Mahmood Ahmad
Tahir Heart Institute
author@example.com

Protocol: CT.gov Description-Black-Box Repeaters

This protocol isolates a stricter narrative blackout inside older CT.gov records. A description black-box study is an eligible older closed interventional study with a two-year results gap, no linked publication reference, no detailed description, and no primary outcome description. Primary outputs rank named sponsors with at least 100 older studies by description-black-box stock and rate, then compare sponsor-class summaries.

Outside Notes

Type: protocol
Primary estimand: Description black-box stock among older studies with no results, no linked publication, no detailed description, and no primary outcome description
App: CT.gov Description-Black-Box Repeaters dashboard
Code: https://github.com/mahmood726-cyber/ctgov-description-black-box-repeaters
Date: 2026-03-29
Validation: FULL REGISTRY RUN

References

1. ClinicalTrials.gov API v2. National Library of Medicine.

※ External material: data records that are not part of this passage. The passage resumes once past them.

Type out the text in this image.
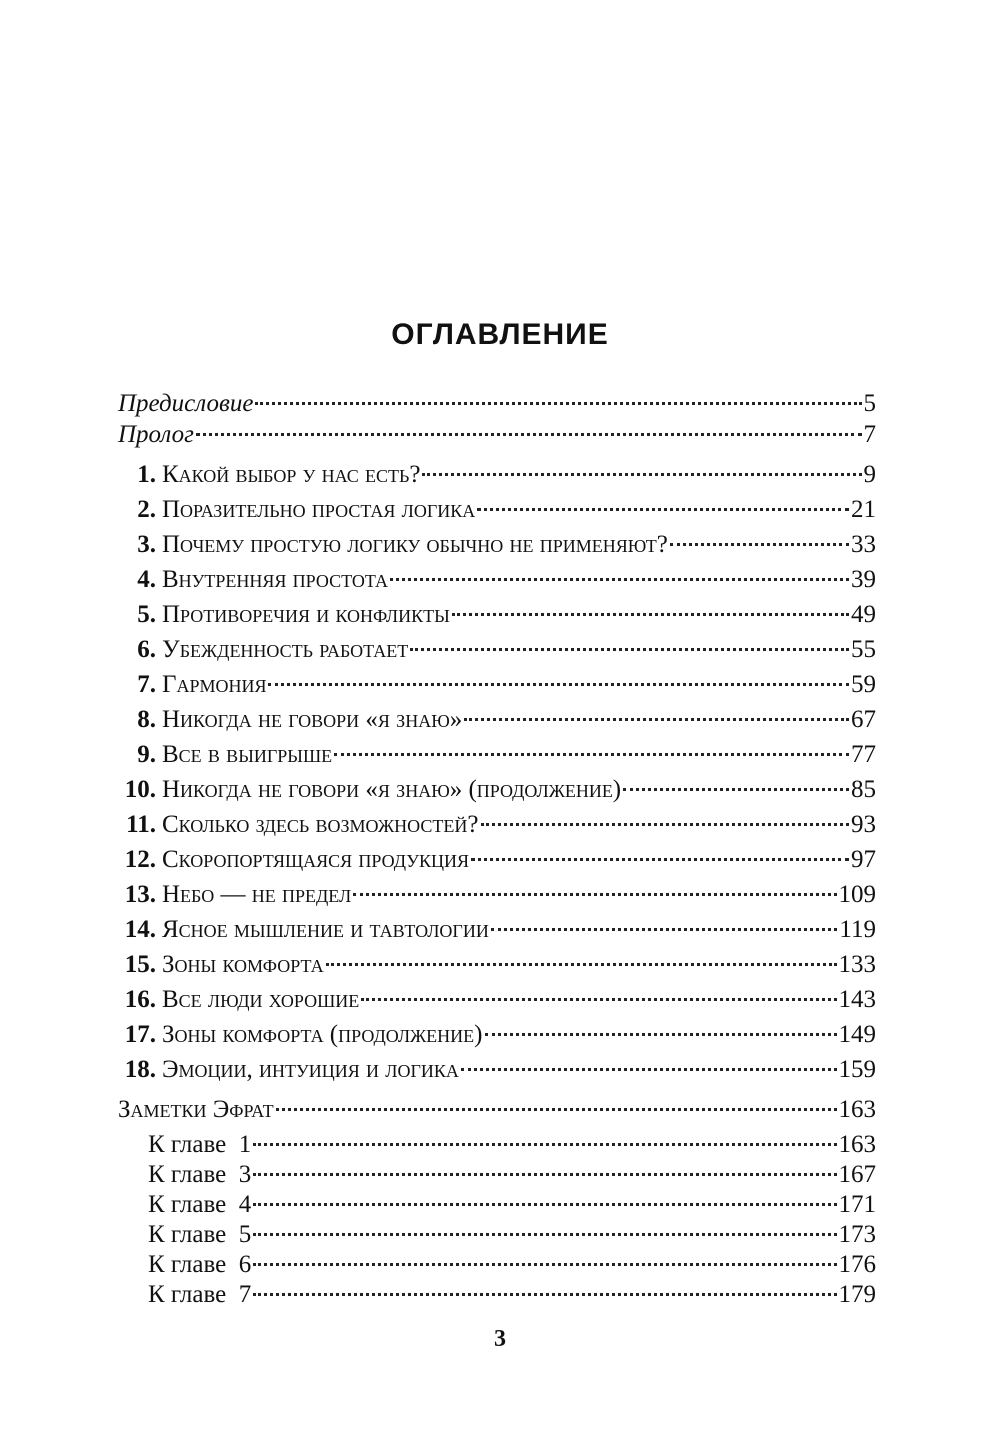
ОГЛАВЛЕНИЕ
Предисловие	5
Пролог	7
1. Какой выбор у нас есть?	9
2. Поразительно простая логика	21
3. Почему простую логику обычно не применяют?	33
4. Внутренняя простота	39
5. Противоречия и конфликты	49
6. Убежденность работает	55
7. Гармония	59
8. Никогда не говори «я знаю»	67
9. Все в выигрыше	77
10. Никогда не говори «я знаю» (продолжение)	85
11. Сколько здесь возможностей?	93
12. Скоропортящаяся продукция	97
13. Небо — не предел	109
14. Ясное мышление и тавтологии	119
15. Зоны комфорта	133
16. Все люди хорошие	143
17. Зоны комфорта (продолжение)	149
18. Эмоции, интуиция и логика	159
Заметки Эфрат	163
К главе  1	163
К главе  3	167
К главе  4	171
К главе  5	173
К главе  6	176
К главе  7	179
3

Accessed March 29, 2026.
2. DeVito NJ, Bacon S, Goldacre B. Compliance with legal requirement to report clinical trial results on ClinicalTrials.gov: a cohort study. Lancet. 2020;395(10221):361-369.
3. Zarin DA, Tse T, Williams RJ, Carr S. Trial reporting in ClinicalTrials.gov. N Engl J Med. 2016;375(20):1998-2004.

AI Disclosure

This work represents a compiler-generated evidence micro-publication built from structured registry data and deterministic summary code. AI was used as a constrained coding and drafting assistant for interface generation, packaging, and prose refinement, not as an autonomous author. The analytical choices, interpretation, and final outputs were reviewed by the author, who takes responsibility for the content.